I am about to run off – well ride off – and snatch me some lovely produce at the Santa Monica Farmer's Market.
But I had a thought I wanted to put down. As I am packing up – albeit very slowly, alas – I find myself swinging between two options.
What to do with my books? All nine boxes of them.
Mind you, this is already the filtered version. Elly's Books 3.0. After agonizing hours months back, and then again. The local library benefited from my 'cleanse'. But. There are still those nine boxes.
It is an interesting thing that right now there is all this hoopla about the iPad. I was at the coffeeshop the other day and there were two (glorious in their nerdiness) gentlemen, who were playing with one. Or on one. Whatever. So I got a chance to – er – partake. I went straight to the library part of it, of course. The one where you have virtual bookshelves. Where you can turn pages.
And yes. It was pretty cool. In fact, I do want one, now. With that 26,000 book special or whatever that is. I want to have one so I can take it everywhere: on the plane, on the train (although I prefer to look out the window, daydreaming, on the train, thank you very much). In hotel room. On the beach?
So ok. I admit it. I am coveting the iPad.
However, the question arises. Do I do the unthinkable and take the boxes of Books – the physical ones – to the library? Do I make a list of them and then look for them in digital form? Or do I take them to storage? (which, by the way, is a bit costly in this area). The money spent on storage over time probably equals the expense on the digital purchases of the books themselves.
Ok, those are questions Plural, no doubt.
Or do I move into a place that allows me to fll it wall to wall with books?
I doubt it. I don't even know right now how permanent is the place going to be. So, still storage, even if about half of them can be displayed on bookshelves.
Maybe the solution is half and half?
The truth is: I like physicality of books. I love the convenience of the digital concept. But I also love the fact that sometimes a book will call to me from the shelf. When I open it randomly, sometimes the message is incredibly timely. Can you do that with a book on you iPad? I don't think so. Just like a digital smiley or hug is a lovely gesture and can be understood, as well as appreciated, they are but shadows of the real thing.

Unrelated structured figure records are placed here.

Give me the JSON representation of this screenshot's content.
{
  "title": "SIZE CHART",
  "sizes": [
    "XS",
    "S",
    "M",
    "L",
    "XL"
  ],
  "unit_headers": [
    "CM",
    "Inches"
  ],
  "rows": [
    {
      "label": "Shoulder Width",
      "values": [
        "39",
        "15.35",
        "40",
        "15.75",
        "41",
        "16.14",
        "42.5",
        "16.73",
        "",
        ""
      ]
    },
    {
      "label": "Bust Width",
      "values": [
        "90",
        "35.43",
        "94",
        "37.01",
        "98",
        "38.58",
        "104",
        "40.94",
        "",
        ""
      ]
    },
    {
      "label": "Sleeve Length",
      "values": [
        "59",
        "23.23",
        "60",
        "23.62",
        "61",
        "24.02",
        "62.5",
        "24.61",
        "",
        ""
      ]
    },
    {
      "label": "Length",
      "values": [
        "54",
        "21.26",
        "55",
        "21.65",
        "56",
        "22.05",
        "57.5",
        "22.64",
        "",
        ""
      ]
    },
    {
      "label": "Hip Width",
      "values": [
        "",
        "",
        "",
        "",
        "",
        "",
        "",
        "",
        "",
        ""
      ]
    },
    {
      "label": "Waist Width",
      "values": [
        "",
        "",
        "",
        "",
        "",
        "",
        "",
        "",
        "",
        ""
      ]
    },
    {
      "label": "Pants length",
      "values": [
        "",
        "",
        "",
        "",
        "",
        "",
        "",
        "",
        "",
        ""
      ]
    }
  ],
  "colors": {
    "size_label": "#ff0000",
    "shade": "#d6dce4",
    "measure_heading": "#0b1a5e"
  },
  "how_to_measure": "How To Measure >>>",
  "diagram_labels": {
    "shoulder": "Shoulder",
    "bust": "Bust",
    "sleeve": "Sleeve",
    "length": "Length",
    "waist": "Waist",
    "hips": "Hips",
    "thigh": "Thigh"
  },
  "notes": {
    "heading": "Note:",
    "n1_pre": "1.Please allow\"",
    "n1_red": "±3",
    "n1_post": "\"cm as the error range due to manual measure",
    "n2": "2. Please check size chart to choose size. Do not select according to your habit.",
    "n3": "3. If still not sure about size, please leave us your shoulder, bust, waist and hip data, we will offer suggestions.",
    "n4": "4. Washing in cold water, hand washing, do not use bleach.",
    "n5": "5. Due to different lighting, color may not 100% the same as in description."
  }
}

OK, you say, what about the ecological repercussions. Trees. That sort of thing.
True, very true. Will I buy more books on the iPad (if and when I make the purchase)? Of course. Will I buy one digitally, rather than a physical copy? Perhaps.
There is a danger, also, in the quantity and ease. Both pretend to be friends and partners or quality, where they are not. How many books out of the 26,000 will you read?
When I walk into Barnes and Noble, it is a special experience. I browse and walk with my fingers touching the spines. I sit and read for a minute to see if something grabs me. Pick me! they all say. Sometimes the most reticent one, with the dark cover which does not scream out is the one that I want, but I don't always know it right away.
Book-shopping is almost like buying a pet. Yes, I'll go online and check everything out, quite often. But when I walk in there, I may change my mind. The paper-animal may have looked great on the screen, but up close it doesn't feel or read right.
I know I am quite rare in this. Some may argue that books are fast becoming an outdated way to store and carry information. First there were stone tablets, they will say. Books are only a link in a chain and we are so evolved technologically now that – fortunately for all the trees involved – we are off into the digital space, unlimited and perfectly glossy, where you can read forever and be lost in a sea of words and images.
I can also make an argument that now that we are coming into this time, this brings exciting opportunities for music and art to become seamless with literature. Imagine a digital novel enhanced with graphics, music, animation. I can't wait and I hope to be, as a musician, at the frontier of such.
But my current dilemma is not that. It is: what to do with my old/current books. My friends and co-conspirators. My bedmates. My psychotherapists, teachers, relatives. Made from trees. Physical and sometimes quite stained and used. Black on white. Human and oh so 20th century.